The linchpin of the bio-revolution is the helix of life - the material carrier of hereditary substance, deoxyribonucleic acid (DNA), internationally abbreviated to DNA. The long search for the carrier of heredity culminated in 1953 in an article in the scientific journal Nature by the two young researchers James Dewey Watson (born 1928) and Francis Compton Crick (1916-2004). In it was a simple but ingenious diagram of a double helix, the DNA double helix.
In simplified terms, DNA can be compared to a twisted zip - a zip, however, that has four different types of "teeth": the four bases adenine (A), cytosine (C), guanine (G) and thymine (T). These bases are part of the nucleotides, the actual building blocks of DNA. The nucleotides, for their part, consist of a sugar, a base and a phosphate residue.
The geometry of the double helix not only saves space, but also allows access to information from all directions. Deoxyribose is the sugar of the nucleotides. Unlike ribose - the sugar of ribonucleic acid, RNA - deoxyribose lacks the oxygen atom on the 2'-carbon. The backbone consists of alternating deoxyribose and phosphate units. The sugars are thus connected to each other via phosphodiester bridges.
Like zip teeth on a strip of fabric, the four bases are attached to the backbone, which only has a load-bearing function. For the genetic information, only the order of the four bases is important, the base sequence. The two ridges of teeth of a closed zip are mechanically held together.
In the case of the two DNA strands, on the other hand, it is molecular interactions, hydrogen bonds (H-bridges), that act between opposite bases of the two individual strands. In 1950, Erwin Chargaff (1905-2002) had determined with the help of chromatographic methods that the ratio of adenine to thymine and of guanine to cytosine is always about 1 in all living organisms (Chargaff's rule).

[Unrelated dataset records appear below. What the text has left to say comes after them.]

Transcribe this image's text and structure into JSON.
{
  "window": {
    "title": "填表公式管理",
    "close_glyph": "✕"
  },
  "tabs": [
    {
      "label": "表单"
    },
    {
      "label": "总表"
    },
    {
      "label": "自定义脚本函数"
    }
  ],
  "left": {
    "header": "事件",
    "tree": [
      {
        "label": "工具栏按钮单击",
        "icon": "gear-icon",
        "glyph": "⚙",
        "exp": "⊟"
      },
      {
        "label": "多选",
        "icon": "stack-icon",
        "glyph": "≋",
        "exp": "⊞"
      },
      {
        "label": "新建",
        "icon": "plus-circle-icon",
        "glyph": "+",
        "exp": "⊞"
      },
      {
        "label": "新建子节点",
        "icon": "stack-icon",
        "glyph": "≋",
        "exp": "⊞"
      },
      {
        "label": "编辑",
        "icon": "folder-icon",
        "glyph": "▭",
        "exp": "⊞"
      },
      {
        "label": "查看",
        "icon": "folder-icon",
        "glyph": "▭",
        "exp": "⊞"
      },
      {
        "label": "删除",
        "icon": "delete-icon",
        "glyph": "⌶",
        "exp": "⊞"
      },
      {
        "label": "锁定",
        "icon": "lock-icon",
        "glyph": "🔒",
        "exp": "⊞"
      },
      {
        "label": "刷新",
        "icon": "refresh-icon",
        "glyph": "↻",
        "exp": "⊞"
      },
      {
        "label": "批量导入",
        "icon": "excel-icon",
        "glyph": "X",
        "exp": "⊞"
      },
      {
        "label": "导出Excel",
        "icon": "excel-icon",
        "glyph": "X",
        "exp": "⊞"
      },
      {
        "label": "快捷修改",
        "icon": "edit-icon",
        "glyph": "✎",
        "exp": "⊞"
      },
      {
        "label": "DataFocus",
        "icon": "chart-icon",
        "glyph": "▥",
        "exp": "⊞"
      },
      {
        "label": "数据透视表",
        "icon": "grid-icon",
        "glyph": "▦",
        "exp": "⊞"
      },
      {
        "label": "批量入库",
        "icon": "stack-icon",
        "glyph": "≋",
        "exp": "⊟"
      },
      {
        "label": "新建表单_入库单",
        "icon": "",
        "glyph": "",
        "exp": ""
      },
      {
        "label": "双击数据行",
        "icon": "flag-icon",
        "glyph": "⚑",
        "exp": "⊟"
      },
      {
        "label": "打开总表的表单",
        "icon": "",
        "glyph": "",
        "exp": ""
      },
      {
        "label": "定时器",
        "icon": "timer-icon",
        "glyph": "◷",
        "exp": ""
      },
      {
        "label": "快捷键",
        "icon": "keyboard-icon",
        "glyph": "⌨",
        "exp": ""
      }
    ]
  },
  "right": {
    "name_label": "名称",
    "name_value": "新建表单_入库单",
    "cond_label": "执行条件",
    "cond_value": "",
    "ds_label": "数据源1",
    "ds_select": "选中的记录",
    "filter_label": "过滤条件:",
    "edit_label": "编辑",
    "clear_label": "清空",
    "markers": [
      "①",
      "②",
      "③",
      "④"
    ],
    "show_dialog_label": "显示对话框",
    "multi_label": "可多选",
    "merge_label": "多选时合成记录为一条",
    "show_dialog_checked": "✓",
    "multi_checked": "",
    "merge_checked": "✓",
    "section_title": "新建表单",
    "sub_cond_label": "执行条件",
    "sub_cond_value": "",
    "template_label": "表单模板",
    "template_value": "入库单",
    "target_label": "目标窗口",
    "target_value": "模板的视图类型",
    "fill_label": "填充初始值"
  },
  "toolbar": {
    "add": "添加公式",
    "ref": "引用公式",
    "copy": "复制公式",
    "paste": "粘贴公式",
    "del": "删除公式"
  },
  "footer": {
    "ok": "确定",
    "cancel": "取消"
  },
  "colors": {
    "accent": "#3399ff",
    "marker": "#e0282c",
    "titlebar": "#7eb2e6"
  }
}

From Watson and Crick's DNA model it now became clear why this must be so: A-bases and T-bases as well as C-bases and G-bases fit together spatially exactly: Three hydrogen bonds hold G and C together, two H-bridges A and T. This so-called base pairing rule (or Watson-Crick rule) is a prerequisite for the exact transmission of genetic information.

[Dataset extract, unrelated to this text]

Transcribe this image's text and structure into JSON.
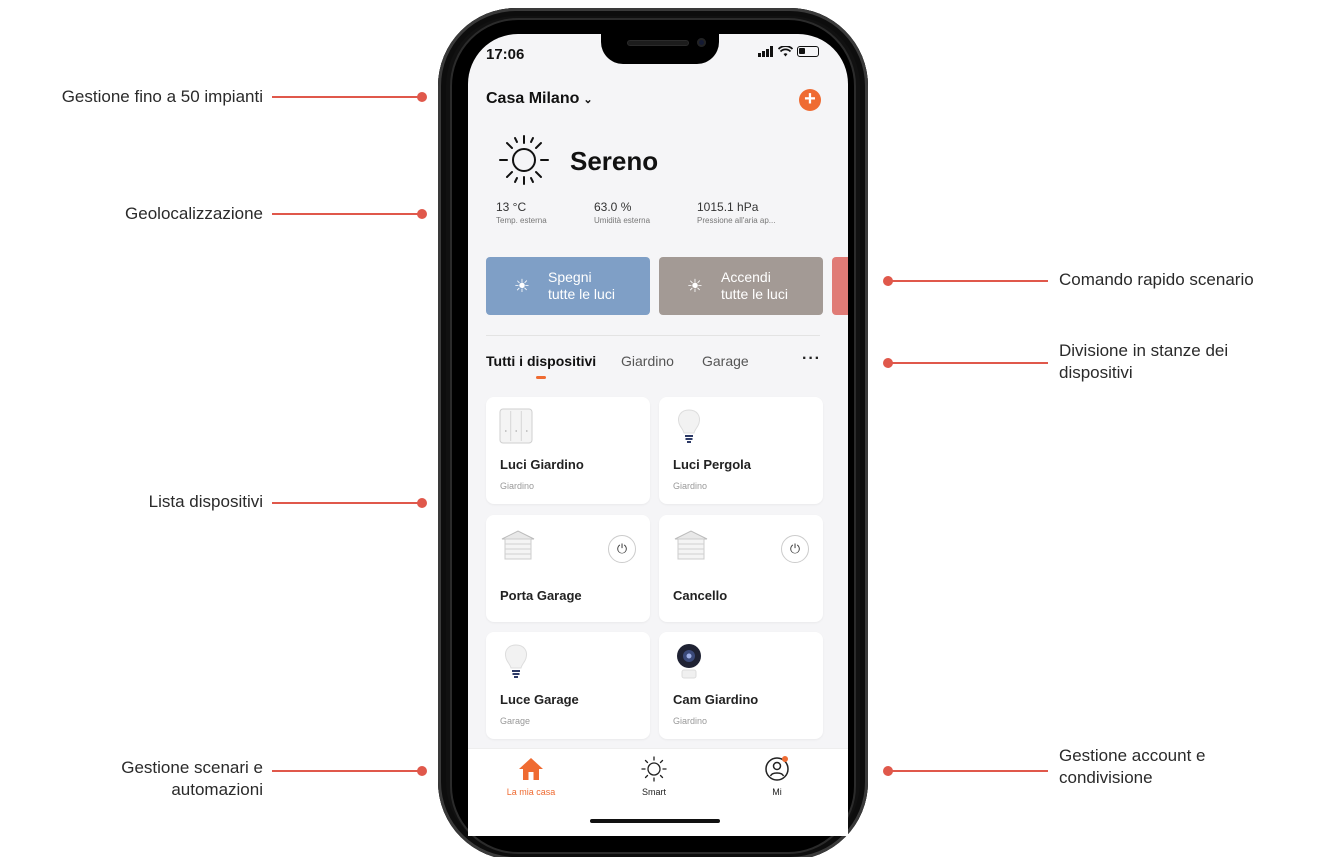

The genomic DNA of prokaryotic bacteria floats freely in the plasma, while the eukaryotic DNA is tightly entangled in the cell nucleus. In addition to the genomic DNA in the cell nucleus, eukaryotes also possess mitochondrial DNA and plant cells additionally possess DNA in their chloroplasts. Proteins are produced outside the nucleus in the cell plasma. The cell has its own protein factories there, the ribosomes.
This gap between the nucleus and the factory must be bridged. How does the building instruction contained in the DNA in the cell nucleus get to the ribosomes in the cell plasma? A messenger is needed. Such a biological messenger is also necessary for "cell-economic" reasons. The mRNA!